I try PDE solver on cuda. The problem is my program run correctly on emulation mode, but give wrong result but some time right when i try in real mode. More surprisingly, the equivalent code in C, give different result in cuda like

if ((i == 1 || i == w - 2) && j > 0 && j < h-1)

        g_U1[g_pos] = value;
if ((i == 1) && j > 0 && j < h-1)

        g_U1[g_pos] = value;

if ((i == w-2) && j > 0 && j < h-1)

         g_U1[g_pos] = value;

I can not find the different between these 2 but real time result is. Some time the first one give correct result, but when i change the size the second one give correct. They are both give the same correct result in emulation mode

The pseudo of my code base on SOR method as follow

read data from global memory to shared mem

__syncthreads() // to ensure all data ready for next step

update the red point on the shared mem 

wririte red point to global mem 

__syncthreads() // to ensure all data ready for next step

update the black point to the shared mem 

write the black point to the global

__syncthreads()

There’s no write conflict in the same thread block in my code, each thread of the same block write to different mem pos. Red point was computed base on the black point only and vice versa.

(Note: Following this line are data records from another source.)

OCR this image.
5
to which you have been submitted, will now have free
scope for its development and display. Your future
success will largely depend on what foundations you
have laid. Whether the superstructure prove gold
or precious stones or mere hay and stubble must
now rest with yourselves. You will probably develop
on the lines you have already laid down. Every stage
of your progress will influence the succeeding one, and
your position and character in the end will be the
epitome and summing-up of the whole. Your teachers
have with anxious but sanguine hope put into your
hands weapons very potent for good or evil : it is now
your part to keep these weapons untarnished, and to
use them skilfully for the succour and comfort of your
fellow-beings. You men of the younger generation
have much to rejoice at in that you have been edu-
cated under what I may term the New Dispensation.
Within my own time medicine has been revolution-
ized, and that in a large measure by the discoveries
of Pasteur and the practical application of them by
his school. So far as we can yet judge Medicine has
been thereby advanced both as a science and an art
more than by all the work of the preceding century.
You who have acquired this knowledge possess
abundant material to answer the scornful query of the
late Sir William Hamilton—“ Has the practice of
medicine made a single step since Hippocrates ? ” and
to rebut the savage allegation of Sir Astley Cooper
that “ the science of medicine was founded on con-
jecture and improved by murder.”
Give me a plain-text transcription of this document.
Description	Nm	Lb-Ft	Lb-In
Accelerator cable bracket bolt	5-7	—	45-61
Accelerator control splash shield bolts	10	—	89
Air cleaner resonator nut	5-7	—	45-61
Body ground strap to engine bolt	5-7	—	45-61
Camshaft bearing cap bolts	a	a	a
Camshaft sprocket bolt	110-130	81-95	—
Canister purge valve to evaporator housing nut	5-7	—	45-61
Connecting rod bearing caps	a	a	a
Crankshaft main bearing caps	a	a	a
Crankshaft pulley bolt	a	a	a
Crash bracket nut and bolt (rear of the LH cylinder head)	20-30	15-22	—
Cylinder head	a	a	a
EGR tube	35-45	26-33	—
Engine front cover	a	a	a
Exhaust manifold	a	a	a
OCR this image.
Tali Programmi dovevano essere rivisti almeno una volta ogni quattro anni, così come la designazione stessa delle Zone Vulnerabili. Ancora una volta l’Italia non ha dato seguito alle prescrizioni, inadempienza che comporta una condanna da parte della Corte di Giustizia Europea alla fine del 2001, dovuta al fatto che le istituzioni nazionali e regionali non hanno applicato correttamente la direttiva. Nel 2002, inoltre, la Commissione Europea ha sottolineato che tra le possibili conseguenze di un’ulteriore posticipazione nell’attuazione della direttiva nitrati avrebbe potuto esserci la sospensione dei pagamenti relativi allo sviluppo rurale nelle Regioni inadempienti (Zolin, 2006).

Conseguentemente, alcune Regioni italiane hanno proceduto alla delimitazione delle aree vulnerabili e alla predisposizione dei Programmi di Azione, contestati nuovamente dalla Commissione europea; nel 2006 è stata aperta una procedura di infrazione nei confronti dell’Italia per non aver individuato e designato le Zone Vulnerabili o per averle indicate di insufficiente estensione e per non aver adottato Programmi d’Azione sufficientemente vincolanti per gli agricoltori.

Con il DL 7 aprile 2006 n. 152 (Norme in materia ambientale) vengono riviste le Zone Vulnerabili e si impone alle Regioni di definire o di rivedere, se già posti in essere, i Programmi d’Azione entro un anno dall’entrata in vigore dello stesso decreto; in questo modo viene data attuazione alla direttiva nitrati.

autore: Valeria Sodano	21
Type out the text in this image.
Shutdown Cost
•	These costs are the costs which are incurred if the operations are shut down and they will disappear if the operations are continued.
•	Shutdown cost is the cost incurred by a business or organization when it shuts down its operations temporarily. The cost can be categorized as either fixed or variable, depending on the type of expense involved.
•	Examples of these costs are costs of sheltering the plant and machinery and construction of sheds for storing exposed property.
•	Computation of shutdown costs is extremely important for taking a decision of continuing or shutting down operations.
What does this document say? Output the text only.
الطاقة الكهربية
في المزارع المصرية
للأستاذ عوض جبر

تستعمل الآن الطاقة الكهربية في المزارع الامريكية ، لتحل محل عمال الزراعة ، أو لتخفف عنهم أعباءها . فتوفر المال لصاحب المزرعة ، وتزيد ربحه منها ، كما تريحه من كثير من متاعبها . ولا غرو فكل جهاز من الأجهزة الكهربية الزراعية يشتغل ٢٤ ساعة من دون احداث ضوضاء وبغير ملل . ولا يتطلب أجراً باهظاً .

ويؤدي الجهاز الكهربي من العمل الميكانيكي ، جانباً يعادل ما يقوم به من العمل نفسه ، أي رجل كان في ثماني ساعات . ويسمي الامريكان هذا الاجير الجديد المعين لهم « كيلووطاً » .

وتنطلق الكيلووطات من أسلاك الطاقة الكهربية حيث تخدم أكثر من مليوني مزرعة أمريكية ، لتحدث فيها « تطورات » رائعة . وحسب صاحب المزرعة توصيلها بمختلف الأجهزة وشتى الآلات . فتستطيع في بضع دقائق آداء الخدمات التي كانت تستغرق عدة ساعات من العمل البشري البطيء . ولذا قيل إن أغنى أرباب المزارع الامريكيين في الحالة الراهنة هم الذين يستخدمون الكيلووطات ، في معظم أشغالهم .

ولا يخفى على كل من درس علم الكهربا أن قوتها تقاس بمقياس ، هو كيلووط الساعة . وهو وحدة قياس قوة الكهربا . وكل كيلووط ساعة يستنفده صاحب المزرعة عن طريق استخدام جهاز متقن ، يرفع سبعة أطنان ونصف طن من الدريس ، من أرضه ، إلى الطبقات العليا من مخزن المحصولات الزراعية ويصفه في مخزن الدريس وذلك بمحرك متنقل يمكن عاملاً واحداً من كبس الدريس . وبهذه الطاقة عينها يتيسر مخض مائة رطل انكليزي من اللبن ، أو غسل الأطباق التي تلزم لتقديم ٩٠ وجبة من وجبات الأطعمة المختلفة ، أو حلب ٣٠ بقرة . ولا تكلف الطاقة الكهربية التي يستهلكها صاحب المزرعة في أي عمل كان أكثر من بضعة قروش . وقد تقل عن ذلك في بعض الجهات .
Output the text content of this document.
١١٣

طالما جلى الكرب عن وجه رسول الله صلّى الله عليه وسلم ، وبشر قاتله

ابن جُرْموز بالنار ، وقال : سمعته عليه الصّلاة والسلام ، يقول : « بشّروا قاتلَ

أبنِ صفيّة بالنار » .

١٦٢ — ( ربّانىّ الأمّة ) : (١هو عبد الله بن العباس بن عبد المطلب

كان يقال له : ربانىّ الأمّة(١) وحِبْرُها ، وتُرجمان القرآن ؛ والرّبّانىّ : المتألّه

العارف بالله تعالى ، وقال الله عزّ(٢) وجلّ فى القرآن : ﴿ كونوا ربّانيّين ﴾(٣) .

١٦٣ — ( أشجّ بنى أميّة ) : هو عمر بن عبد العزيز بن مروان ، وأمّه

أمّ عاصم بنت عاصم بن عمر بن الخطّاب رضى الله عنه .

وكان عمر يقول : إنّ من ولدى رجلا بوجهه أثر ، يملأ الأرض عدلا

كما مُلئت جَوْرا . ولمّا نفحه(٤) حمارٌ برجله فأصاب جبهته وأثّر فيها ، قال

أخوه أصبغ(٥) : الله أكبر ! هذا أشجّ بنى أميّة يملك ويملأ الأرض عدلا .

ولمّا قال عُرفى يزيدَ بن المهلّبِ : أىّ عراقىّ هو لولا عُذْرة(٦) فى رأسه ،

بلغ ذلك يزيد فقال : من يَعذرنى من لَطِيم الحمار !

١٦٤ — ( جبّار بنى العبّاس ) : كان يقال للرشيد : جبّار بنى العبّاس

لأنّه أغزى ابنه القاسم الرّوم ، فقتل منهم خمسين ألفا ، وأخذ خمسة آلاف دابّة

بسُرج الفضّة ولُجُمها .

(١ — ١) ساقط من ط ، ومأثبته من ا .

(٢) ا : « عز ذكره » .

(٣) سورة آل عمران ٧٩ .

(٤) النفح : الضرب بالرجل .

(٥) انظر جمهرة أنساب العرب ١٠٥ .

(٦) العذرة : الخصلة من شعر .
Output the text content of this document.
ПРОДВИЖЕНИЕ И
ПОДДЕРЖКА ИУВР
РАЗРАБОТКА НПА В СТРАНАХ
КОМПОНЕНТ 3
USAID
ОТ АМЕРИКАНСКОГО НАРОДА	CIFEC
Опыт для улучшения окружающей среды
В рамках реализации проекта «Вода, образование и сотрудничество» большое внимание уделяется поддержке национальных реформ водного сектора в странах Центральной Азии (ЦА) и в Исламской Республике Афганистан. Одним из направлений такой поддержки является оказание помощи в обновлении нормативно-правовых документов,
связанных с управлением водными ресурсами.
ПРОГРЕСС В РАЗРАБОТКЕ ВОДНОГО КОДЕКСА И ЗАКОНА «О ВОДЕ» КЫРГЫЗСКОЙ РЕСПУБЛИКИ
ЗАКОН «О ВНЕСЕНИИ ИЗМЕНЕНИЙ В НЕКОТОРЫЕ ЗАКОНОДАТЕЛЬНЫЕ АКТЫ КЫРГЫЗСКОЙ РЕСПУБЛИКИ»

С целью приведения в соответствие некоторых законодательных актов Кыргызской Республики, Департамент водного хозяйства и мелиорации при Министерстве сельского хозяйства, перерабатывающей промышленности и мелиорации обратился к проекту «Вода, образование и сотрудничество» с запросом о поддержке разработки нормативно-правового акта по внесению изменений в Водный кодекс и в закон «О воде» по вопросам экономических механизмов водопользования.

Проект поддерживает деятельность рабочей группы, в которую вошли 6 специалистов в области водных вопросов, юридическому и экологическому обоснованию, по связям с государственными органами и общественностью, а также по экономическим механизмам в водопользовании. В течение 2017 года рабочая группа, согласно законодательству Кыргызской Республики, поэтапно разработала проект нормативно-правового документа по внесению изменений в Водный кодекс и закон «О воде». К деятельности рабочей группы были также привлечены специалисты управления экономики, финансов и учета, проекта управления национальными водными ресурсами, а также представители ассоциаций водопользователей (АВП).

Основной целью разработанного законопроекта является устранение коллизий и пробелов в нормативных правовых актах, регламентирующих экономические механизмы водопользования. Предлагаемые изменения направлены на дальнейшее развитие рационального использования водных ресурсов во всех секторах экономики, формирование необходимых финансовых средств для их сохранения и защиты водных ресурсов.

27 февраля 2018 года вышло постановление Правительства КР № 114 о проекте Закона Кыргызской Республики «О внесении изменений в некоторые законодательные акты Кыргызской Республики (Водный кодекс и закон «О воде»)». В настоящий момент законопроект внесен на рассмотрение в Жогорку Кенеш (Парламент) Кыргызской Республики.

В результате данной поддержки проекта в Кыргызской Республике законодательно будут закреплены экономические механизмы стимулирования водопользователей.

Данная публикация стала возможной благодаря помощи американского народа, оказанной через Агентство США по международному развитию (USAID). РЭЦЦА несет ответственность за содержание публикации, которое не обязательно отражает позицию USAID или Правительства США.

Any experience with how to solve the problem ?

Thank you

__syncthreads() only synchronizes threads in a block. It does not ensure that all global memory writes you have made take place. To do that, you need to let the kernel call finish and call the kernel again. You likely have a race condition where "update the black point to the shared mem " reads old data from the global memory array. It may work for you in emulation because the latencies for memory writes are much less and the warp size is 1.

In this case i don’t compute the black point base on the red point on the global memory but the share memory, and i think when i use syncthreads, all writings to shared mem should be finished, so the data should be the new one.

Moreover, i only compute one loop that mean i finish then restart kernel so the value in the global mem for the next iteration should be the new one.